The Heroes or Greek Fairy Tales for my Children

Page: 79

At last, when the sheep was eaten and the jar of wine drained dry, King Kerkuon rose, and cried, ‘Let us wrestle a fall before we sleep.’

So they tossed off all their garments, and went forth in the palace-yard; and Kerkuon bade strew fresh sand in an open space between the bones.

And there the heroes stood face to face, while their eyes glared like wild bulls’; and all the people crowded at the gates to see what would befall.

And there they stood and wrestled, till the stars shone out above their heads; up and down and round, till the sand was stamped hard beneath their feet. And their eyes flashed like stars in the darkness, and their breath went up like smoke in the night air; but neither took nor gave a footstep, and the people watched silent at the gates.

But at last Kerkuon grew angry, and caught Theseus round the neck, and shook him as a mastiff shakes a rat; but he could not shake him off his feet.

But Theseus was quick and wary, and clasped Kerkuon round the waist, and slipped his loin quickly underneath him, while he caught him by the wrist; and then he hove a mighty heave, a heave which would have stirred an oak, and lifted Kerkuon, and pitched him right over his shoulder on the ground.

Then he leapt on him, and called, ‘Yield, or I kill thee!’ but Kerkuon said no word; for his heart was burst within him with the fall, and the meat, and the wine.

Then Theseus opened the gates, and called in all the people; and they cried, ‘You have slain our evil king; be you now our king, and rule us well.’

‘I will be your king in Eleusis, and I will rule you right and well; for this cause I have slain all evil-doers—Sinis, and Sciron, and this man last of all.’
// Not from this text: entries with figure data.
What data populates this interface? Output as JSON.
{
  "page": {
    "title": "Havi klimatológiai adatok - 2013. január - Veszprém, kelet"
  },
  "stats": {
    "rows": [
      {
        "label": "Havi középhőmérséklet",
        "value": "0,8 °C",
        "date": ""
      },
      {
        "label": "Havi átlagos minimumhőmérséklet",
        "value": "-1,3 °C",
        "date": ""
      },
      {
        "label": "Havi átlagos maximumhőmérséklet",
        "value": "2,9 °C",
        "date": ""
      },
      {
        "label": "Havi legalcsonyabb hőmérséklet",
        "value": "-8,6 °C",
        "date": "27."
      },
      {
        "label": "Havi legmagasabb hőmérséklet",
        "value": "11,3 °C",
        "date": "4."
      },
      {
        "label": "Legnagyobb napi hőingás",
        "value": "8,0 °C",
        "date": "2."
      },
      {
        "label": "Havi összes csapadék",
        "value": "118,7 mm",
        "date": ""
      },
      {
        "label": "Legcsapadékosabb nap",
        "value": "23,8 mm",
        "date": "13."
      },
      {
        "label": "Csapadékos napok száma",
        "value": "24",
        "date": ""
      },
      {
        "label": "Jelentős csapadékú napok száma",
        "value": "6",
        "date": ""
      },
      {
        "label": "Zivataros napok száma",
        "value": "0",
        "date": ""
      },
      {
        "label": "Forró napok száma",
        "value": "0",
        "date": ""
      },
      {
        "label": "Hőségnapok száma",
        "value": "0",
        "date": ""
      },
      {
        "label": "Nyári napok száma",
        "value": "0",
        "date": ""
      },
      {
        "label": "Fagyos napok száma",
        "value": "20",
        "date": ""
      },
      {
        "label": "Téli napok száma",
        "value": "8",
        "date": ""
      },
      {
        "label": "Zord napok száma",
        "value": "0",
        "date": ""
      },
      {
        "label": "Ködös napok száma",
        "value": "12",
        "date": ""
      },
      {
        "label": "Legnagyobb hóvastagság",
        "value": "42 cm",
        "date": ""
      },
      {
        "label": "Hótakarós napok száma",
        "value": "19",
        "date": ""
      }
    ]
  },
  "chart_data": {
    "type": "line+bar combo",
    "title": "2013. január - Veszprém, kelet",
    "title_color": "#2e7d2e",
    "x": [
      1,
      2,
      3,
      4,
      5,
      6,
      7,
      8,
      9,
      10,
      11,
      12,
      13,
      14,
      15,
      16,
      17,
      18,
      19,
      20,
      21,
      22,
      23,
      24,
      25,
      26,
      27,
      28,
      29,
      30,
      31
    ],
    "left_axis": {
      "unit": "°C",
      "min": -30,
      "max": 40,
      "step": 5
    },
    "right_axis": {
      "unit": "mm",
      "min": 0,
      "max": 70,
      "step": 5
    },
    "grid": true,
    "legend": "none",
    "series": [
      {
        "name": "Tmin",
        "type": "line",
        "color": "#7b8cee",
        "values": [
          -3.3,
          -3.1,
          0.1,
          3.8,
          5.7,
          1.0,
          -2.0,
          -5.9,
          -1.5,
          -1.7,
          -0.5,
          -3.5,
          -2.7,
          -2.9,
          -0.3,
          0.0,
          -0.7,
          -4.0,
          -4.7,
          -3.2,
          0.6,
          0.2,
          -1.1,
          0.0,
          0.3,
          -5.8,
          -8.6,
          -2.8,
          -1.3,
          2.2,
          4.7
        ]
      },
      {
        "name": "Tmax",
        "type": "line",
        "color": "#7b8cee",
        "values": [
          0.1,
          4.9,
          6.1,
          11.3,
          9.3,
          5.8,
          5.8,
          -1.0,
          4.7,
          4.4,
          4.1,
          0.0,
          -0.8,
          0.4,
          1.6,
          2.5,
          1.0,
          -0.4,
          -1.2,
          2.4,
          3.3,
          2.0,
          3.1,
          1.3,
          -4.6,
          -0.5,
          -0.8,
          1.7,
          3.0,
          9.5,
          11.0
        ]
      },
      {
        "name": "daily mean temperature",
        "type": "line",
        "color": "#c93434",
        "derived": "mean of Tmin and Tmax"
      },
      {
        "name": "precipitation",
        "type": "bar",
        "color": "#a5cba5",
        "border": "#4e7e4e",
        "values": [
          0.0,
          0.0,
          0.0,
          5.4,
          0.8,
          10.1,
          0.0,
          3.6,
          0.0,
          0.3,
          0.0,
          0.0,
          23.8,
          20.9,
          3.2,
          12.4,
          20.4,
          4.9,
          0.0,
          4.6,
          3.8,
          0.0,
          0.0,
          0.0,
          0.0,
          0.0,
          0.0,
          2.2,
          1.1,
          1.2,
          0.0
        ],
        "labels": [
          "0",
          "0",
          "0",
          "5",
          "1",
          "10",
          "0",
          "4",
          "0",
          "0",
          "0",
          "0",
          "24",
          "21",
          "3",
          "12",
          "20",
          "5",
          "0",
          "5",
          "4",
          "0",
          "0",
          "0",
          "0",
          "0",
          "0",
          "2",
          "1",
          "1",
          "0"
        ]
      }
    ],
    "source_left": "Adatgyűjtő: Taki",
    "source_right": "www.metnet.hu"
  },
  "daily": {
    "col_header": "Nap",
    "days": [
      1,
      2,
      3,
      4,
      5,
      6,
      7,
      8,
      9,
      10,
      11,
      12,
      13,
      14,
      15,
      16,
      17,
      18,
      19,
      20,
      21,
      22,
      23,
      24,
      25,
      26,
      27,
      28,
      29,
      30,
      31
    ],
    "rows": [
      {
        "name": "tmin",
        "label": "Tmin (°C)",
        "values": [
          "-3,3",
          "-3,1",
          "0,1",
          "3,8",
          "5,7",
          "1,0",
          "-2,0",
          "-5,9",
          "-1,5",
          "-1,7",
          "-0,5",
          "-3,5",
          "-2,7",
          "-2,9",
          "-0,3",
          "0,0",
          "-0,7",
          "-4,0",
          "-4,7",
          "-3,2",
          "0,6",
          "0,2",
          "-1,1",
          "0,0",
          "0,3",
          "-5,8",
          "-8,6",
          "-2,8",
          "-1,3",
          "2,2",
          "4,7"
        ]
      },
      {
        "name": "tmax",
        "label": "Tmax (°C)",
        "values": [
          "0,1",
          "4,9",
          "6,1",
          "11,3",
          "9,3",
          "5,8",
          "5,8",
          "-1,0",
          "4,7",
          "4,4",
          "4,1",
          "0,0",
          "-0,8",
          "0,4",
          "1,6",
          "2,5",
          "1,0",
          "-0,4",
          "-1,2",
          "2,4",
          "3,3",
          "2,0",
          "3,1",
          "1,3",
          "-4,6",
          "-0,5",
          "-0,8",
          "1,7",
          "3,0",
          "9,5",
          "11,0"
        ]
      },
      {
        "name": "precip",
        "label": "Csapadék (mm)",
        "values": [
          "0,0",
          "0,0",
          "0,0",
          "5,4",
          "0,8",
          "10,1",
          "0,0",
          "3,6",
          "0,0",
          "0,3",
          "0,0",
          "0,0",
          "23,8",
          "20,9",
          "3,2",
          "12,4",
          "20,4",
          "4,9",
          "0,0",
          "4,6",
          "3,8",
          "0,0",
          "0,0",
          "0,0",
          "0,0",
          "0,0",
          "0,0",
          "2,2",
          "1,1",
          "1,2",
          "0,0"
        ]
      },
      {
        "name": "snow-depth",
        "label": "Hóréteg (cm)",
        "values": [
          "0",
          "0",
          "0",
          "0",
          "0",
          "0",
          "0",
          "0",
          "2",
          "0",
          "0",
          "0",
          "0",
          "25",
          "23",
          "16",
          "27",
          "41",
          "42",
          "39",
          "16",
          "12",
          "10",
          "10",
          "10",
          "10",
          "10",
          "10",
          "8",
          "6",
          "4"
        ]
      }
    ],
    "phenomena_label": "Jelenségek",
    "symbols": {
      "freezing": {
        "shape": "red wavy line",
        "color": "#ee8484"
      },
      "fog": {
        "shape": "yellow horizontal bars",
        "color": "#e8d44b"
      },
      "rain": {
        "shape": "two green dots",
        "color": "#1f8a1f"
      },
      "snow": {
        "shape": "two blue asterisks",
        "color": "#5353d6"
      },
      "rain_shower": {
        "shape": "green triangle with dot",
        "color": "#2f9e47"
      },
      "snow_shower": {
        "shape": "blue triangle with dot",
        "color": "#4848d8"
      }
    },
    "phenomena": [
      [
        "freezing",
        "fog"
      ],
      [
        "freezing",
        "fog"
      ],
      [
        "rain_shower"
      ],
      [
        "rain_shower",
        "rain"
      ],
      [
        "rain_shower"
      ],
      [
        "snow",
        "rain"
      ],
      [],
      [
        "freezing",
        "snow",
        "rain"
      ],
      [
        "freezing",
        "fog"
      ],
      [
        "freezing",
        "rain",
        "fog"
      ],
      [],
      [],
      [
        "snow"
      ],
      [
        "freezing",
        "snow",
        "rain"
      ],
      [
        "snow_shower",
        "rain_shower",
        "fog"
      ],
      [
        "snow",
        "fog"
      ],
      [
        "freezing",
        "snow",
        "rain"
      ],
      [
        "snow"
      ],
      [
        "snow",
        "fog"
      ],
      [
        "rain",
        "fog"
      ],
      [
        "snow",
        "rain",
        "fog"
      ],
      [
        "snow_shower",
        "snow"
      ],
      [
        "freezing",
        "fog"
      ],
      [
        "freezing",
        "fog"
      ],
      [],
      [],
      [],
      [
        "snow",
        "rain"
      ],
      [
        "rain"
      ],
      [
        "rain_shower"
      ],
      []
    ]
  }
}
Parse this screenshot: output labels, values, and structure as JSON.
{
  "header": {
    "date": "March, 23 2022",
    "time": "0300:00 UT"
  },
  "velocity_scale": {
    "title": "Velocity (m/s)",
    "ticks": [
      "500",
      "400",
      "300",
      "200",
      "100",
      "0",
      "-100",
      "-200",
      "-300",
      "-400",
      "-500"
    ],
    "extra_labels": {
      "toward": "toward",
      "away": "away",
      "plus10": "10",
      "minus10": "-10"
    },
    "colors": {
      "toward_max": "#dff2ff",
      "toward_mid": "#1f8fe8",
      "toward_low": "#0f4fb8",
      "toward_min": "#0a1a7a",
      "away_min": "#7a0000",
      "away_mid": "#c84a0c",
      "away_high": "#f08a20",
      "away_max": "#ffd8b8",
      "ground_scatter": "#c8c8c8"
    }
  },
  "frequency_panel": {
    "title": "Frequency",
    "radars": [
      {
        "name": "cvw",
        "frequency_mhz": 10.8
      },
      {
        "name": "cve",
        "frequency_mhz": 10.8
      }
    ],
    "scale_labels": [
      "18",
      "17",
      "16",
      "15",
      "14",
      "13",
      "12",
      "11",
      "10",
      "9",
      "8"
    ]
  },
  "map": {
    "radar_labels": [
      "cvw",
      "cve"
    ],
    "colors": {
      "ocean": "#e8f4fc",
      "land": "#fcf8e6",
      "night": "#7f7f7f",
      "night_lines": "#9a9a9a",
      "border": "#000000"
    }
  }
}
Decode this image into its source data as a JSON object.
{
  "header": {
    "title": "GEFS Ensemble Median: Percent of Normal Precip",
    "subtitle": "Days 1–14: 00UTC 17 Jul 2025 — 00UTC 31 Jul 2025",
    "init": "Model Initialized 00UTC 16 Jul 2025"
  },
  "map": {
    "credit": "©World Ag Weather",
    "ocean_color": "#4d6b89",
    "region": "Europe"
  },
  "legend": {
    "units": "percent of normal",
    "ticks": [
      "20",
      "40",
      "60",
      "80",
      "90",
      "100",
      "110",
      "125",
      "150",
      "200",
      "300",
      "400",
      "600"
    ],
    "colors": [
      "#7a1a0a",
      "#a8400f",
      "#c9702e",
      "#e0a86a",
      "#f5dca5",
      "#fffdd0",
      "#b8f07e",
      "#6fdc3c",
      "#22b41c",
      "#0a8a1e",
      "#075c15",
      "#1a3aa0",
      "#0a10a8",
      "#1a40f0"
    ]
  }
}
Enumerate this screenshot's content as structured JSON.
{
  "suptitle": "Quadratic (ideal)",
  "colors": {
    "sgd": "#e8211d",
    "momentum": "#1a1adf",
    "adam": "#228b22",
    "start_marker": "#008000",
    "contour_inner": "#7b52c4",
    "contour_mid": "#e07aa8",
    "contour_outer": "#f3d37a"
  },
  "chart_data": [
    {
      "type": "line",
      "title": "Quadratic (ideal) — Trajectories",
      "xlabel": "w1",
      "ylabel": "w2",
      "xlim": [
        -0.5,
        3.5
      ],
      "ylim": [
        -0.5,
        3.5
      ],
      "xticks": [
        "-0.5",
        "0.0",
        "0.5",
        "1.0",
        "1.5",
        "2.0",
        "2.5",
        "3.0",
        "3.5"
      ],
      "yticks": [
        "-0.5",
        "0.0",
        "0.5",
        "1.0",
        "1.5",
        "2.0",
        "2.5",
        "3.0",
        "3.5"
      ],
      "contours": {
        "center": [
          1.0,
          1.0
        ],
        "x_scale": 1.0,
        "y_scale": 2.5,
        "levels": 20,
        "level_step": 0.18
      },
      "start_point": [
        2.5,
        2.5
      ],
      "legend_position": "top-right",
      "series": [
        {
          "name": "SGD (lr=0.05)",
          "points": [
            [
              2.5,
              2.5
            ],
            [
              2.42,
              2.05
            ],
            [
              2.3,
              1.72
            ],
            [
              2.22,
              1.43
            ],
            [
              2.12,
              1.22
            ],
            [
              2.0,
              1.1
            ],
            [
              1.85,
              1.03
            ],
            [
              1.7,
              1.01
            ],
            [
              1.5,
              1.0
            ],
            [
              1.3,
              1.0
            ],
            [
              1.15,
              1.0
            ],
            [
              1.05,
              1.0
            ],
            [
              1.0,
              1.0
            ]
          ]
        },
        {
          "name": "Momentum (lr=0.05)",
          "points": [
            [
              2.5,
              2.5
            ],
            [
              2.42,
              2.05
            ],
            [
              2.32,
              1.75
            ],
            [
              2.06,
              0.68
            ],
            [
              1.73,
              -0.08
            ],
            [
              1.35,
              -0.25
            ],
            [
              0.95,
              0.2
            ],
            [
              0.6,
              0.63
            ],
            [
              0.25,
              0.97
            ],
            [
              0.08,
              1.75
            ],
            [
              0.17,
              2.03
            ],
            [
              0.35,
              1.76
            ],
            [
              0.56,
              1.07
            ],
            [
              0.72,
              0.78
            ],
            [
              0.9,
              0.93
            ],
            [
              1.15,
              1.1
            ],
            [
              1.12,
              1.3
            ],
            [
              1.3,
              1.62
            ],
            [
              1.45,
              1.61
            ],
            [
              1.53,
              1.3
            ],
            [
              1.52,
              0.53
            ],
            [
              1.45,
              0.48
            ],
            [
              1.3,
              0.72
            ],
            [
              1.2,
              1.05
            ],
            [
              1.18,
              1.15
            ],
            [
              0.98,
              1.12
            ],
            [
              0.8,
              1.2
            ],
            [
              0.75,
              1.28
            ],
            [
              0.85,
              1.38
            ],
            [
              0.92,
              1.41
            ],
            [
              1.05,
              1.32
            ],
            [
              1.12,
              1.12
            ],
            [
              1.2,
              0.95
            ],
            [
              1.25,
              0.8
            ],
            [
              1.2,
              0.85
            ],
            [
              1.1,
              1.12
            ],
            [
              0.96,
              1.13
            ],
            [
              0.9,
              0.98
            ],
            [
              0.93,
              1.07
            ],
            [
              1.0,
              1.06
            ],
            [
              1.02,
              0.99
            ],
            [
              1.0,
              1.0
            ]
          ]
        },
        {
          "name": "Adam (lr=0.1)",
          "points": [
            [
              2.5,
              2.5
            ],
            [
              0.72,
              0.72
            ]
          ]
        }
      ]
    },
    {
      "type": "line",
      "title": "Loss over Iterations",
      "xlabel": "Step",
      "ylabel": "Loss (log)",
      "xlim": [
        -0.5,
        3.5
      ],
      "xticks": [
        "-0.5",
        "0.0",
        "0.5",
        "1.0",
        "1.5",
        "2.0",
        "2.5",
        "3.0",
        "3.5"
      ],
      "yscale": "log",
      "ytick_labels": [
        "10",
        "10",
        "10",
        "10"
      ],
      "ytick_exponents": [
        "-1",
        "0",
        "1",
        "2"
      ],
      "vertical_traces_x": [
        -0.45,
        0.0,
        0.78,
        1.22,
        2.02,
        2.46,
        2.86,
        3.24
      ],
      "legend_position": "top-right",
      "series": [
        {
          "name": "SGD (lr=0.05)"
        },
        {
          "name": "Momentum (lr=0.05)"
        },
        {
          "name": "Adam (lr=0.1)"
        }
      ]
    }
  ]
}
Then an aged man stepped forth, and said, ‘Young hero, hast thou slain Sinis? Beware then of Ægeus, king of Athens, to whom thou goest, for he is near of kin to Sinis.’

‘Then I have slain my own kinsman,’ said Theseus, ‘though well he deserved to die. Who will purge me from his death, for rightfully I slew him, unrighteous and accursed as he was?’

And the old man answered—

‘That will the heroes do, the sons of Phytalus, who dwell beneath the elm-tree in Aphidnai, by the bank of silver Cephisus; for they know the mysteries of the Gods. Thither you shall go and be purified, and after you shall be our king.’

So he took an oath of the people of Eleusis, that they would serve him as their king, and went away next morning across the Thriasian plain, and over the hills toward Aphidnai, that he might find the sons of Phytalus.